“The NCHA promotes and celebrates the cutting horse, whose origin on Western ranches allows us to support ranching and its western heritage. By establishing rules for the conduct of cutting horse shows, NCHA strives to give cutters a level playing field and a progressive class structure, which accommodates everyone from the beginner to the advanced competitor. NCHA draws on the diverse talents and background of its members, and encourages their participation in helping it achieve these goals.” – NCHA mission statement
On May 1, 1946 the National Cutting Horse Association was formed by a group of cowboys and ranchers with the main goals of promoting cutting competition, standardizing contest rules, and preserving the cutting horse’s western heritage. NCHA held its first cutting in Dublin, Texas, in September 1946.
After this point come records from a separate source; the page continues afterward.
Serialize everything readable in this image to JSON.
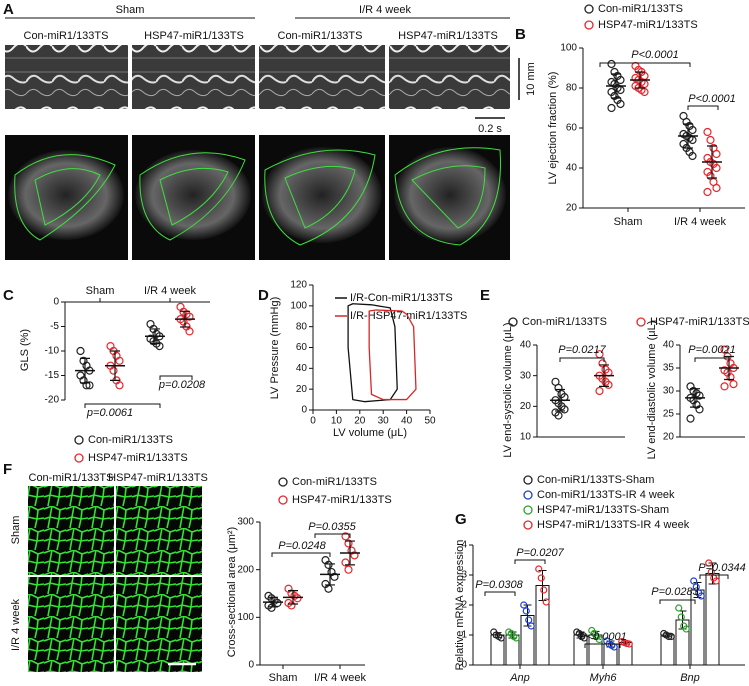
{
  "panel_letters": [
    "A",
    "B",
    "C",
    "D",
    "E",
    "F",
    "G"
  ],
  "panels": {
    "A": {
      "groups": [
        "Sham",
        "I/R 4 week"
      ],
      "columns": [
        "Con-miR1/133TS",
        "HSP47-miR1/133TS",
        "Con-miR1/133TS",
        "HSP47-miR1/133TS"
      ],
      "scale_length": "10 mm",
      "scale_time": "0.2 s"
    },
    "F": {
      "columns": [
        "Con-miR1/133TS",
        "HSP47-miR1/133TS"
      ],
      "rows": [
        "Sham",
        "I/R 4 week"
      ]
    }
  },
  "chart_data": [
    {
      "type": "dot",
      "ylabel": "LV ejection fraction (%)",
      "categories": [
        "Sham",
        "I/R 4 week"
      ],
      "ylim": [
        20,
        100
      ],
      "yticks": [
        20,
        40,
        60,
        80,
        100
      ],
      "series": [
        {
          "name": "Con-miR1/133TS",
          "color": "#222222",
          "values": [
            [
              92,
              88,
              86,
              84,
              83,
              82,
              80,
              79,
              78,
              76,
              74,
              72,
              70
            ],
            [
              66,
              63,
              61,
              59,
              57,
              56,
              55,
              54,
              52,
              50,
              48,
              46
            ]
          ],
          "mean": [
            81,
            56
          ],
          "sd": [
            6,
            6
          ]
        },
        {
          "name": "HSP47-miR1/133TS",
          "color": "#e8262b",
          "values": [
            [
              91,
              89,
              88,
              86,
              85,
              84,
              83,
              82,
              81,
              80,
              79,
              78
            ],
            [
              58,
              54,
              50,
              47,
              45,
              43,
              42,
              40,
              38,
              36,
              33,
              30,
              28
            ]
          ],
          "mean": [
            84,
            43
          ],
          "sd": [
            4,
            8
          ]
        }
      ],
      "annotations": [
        "P<0.0001",
        "P<0.0001"
      ]
    },
    {
      "type": "dot",
      "ylabel": "GLS (%)",
      "categories": [
        "Sham",
        "I/R 4 week"
      ],
      "ylim": [
        -20,
        0
      ],
      "yticks": [
        -20,
        -15,
        -10,
        -5,
        0
      ],
      "series": [
        {
          "name": "Con-miR1/133TS",
          "color": "#222222",
          "values": [
            [
              -10,
              -12,
              -13,
              -14,
              -15,
              -16,
              -17,
              -17
            ],
            [
              -4.5,
              -5.5,
              -6.5,
              -7,
              -7.5,
              -8,
              -8.5,
              -9
            ]
          ],
          "mean": [
            -14,
            -7
          ],
          "sd": [
            2.5,
            1.5
          ]
        },
        {
          "name": "HSP47-miR1/133TS",
          "color": "#e8262b",
          "values": [
            [
              -9,
              -10,
              -11,
              -12,
              -13,
              -14,
              -16,
              -17
            ],
            [
              -1,
              -2,
              -2.5,
              -3,
              -3.5,
              -4,
              -5,
              -6
            ]
          ],
          "mean": [
            -13,
            -3.5
          ],
          "sd": [
            3,
            1.6
          ]
        }
      ],
      "annotations": [
        "p=0.0061",
        "p=0.0208"
      ]
    },
    {
      "type": "line",
      "xlabel": "LV volume (μL)",
      "ylabel": "LV Pressure (mmHg)",
      "xlim": [
        0,
        50
      ],
      "xticks": [
        0,
        10,
        20,
        30,
        40,
        50
      ],
      "ylim": [
        0,
        120
      ],
      "yticks": [
        0,
        20,
        40,
        60,
        80,
        100,
        120
      ],
      "series": [
        {
          "name": "I/R-Con-miR1/133TS",
          "color": "#111111",
          "x": [
            15,
            17,
            25,
            33,
            35,
            36,
            33,
            22,
            17,
            15
          ],
          "values": [
            100,
            102,
            101,
            98,
            80,
            20,
            10,
            8,
            10,
            60
          ]
        },
        {
          "name": "I/R-HSP47-miR1/133TS",
          "color": "#d62728",
          "x": [
            24,
            27,
            38,
            40,
            43,
            44,
            40,
            30,
            25,
            24
          ],
          "values": [
            95,
            96,
            95,
            92,
            80,
            20,
            10,
            10,
            15,
            60
          ]
        }
      ]
    },
    {
      "type": "dot",
      "ylabel": "LV end-systolic volume (μL)",
      "ylim": [
        10,
        40
      ],
      "yticks": [
        10,
        20,
        30,
        40
      ],
      "series": [
        {
          "name": "Con-miR1/133TS",
          "color": "#222222",
          "values": [
            [
              28,
              26,
              24,
              23,
              22,
              21,
              20,
              19,
              18,
              17
            ]
          ],
          "mean": [
            22
          ],
          "sd": [
            3.5
          ]
        },
        {
          "name": "HSP47-miR1/133TS",
          "color": "#e8262b",
          "values": [
            [
              37,
              34,
              32,
              31,
              30,
              29,
              28,
              27,
              25
            ]
          ],
          "mean": [
            30
          ],
          "sd": [
            3.5
          ]
        }
      ],
      "annotations": [
        "P=0.0217"
      ]
    },
    {
      "type": "dot",
      "ylabel": "LV end-diastolic volume (μL)",
      "ylim": [
        20,
        40
      ],
      "yticks": [
        20,
        25,
        30,
        35,
        40
      ],
      "series": [
        {
          "color": "#222222",
          "values": [
            [
              31,
              30,
              29.5,
              29,
              28.5,
              28,
              27,
              26,
              24
            ]
          ],
          "mean": [
            28.5
          ],
          "sd": [
            2
          ]
        },
        {
          "color": "#e8262b",
          "values": [
            [
              39,
              37.5,
              36,
              35,
              34.5,
              34,
              33,
              31.5,
              31
            ]
          ],
          "mean": [
            35
          ],
          "sd": [
            2.5
          ]
        }
      ],
      "annotations": [
        "P=0.0021"
      ]
    },
    {
      "type": "dot",
      "ylabel": "Cross-sectional area (μm²)",
      "categories": [
        "Sham",
        "I/R 4 week"
      ],
      "ylim": [
        0,
        300
      ],
      "yticks": [
        0,
        100,
        200,
        300
      ],
      "series": [
        {
          "name": "Con-miR1/133TS",
          "color": "#222222",
          "values": [
            [
              145,
              140,
              135,
              130,
              125,
              120
            ],
            [
              220,
              210,
              195,
              185,
              170,
              160
            ]
          ],
          "mean": [
            132,
            190
          ],
          "sd": [
            10,
            22
          ]
        },
        {
          "name": "HSP47-miR1/133TS",
          "color": "#e8262b",
          "values": [
            [
              160,
              150,
              145,
              140,
              130,
              125
            ],
            [
              270,
              255,
              240,
              230,
              215,
              200
            ]
          ],
          "mean": [
            142,
            235
          ],
          "sd": [
            14,
            25
          ]
        }
      ],
      "annotations": [
        "P=0.0248",
        "P=0.0355"
      ]
    },
    {
      "type": "bar",
      "ylabel": "Relative mRNA expression",
      "categories": [
        "Anp",
        "Myh6",
        "Bnp"
      ],
      "ylim": [
        0,
        4
      ],
      "yticks": [
        0,
        1,
        2,
        3,
        4
      ],
      "series": [
        {
          "name": "Con-miR1/133TS-Sham",
          "color": "#222222",
          "values": [
            1,
            1,
            1
          ],
          "errors": [
            0.08,
            0.1,
            0.06
          ],
          "points": [
            [
              1.1,
              1.0,
              0.95,
              0.9
            ],
            [
              1.1,
              1.05,
              0.95,
              0.9
            ],
            [
              1.05,
              1.0,
              0.95,
              0.95
            ]
          ]
        },
        {
          "name": "Con-miR1/133TS-IR 4 week",
          "color": "#2040d0",
          "values": [
            1.65,
            0.7,
            2.5
          ],
          "errors": [
            0.35,
            0.1,
            0.25
          ],
          "points": [
            [
              2.0,
              1.8,
              1.5,
              1.3
            ],
            [
              0.8,
              0.7,
              0.65,
              0.6
            ],
            [
              2.8,
              2.6,
              2.4,
              2.3
            ]
          ]
        },
        {
          "name": "HSP47-miR1/133TS-Sham",
          "color": "#2ca02c",
          "values": [
            1,
            1,
            1.5
          ],
          "errors": [
            0.1,
            0.12,
            0.3
          ],
          "points": [
            [
              1.1,
              1.05,
              0.95,
              0.9
            ],
            [
              1.15,
              1.05,
              0.95,
              0.85
            ],
            [
              1.9,
              1.6,
              1.3,
              1.2
            ]
          ]
        },
        {
          "name": "HSP47-miR1/133TS-IR 4 week",
          "color": "#e8262b",
          "values": [
            2.65,
            0.75,
            3.05
          ],
          "errors": [
            0.5,
            0.05,
            0.35
          ],
          "points": [
            [
              3.2,
              2.9,
              2.5,
              2.1
            ],
            [
              0.78,
              0.75,
              0.72,
              0.7
            ],
            [
              3.4,
              3.1,
              2.9,
              2.8
            ]
          ]
        }
      ],
      "annotations": [
        "P=0.0308",
        "P=0.0207",
        "P<0.0001",
        "P=0.0283",
        "P=0.0344"
      ]
    }
  ]
}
In 1955, 300 NCHA events were held with total purses of $190,000. The ensuing decades have afforded tremendous growth for the NCHA and today, more than 2,200 shows are held annually with total prize money exceeding $36 million. The Augusta Futurity is a week-long show in January at the Hippodrome.
Cutting is a fascinating sport and usually once someone cuts a cow they are hooked. Currently South Carolina has two NCHA affiliates. The Area 18 Cutting Horse Association has five shows a year at the Hippodrome in North Augusta. The Wateree Cutting Horse Association will have their 2017 shows at Grassy Pond Arena, a new facility in Gaffney.
Judy Boozer (864-876-6272) is the secretary for both affiliates. The monthly newsletter that is emailed is called the Southeastern Chatter.
Reyzin wins Open Cutting Finals at Congress
Phil Rapp and Reyzin marked 226 to win the Mercuria NCHA World Series of Cutting Open finals at the All American Quarter Horse Congress in Columbus, Ohio on Oct. 13.
Reyzin is owned by Gale Force Quarter Horses of Conway, SC. The seven-year-old mare brought earnings of more than $358,000 to Congress. She’d been Open reserve champion at the Breeders Invitational and the Western Bloodstock NCHA Showdown in Cowtown with Phil Rapp, and had been named NCHA Non-Pro Horse of the Year for her achievements with Mary Ann Rapp. She added $10,846 to her career total in the Mercuria finals.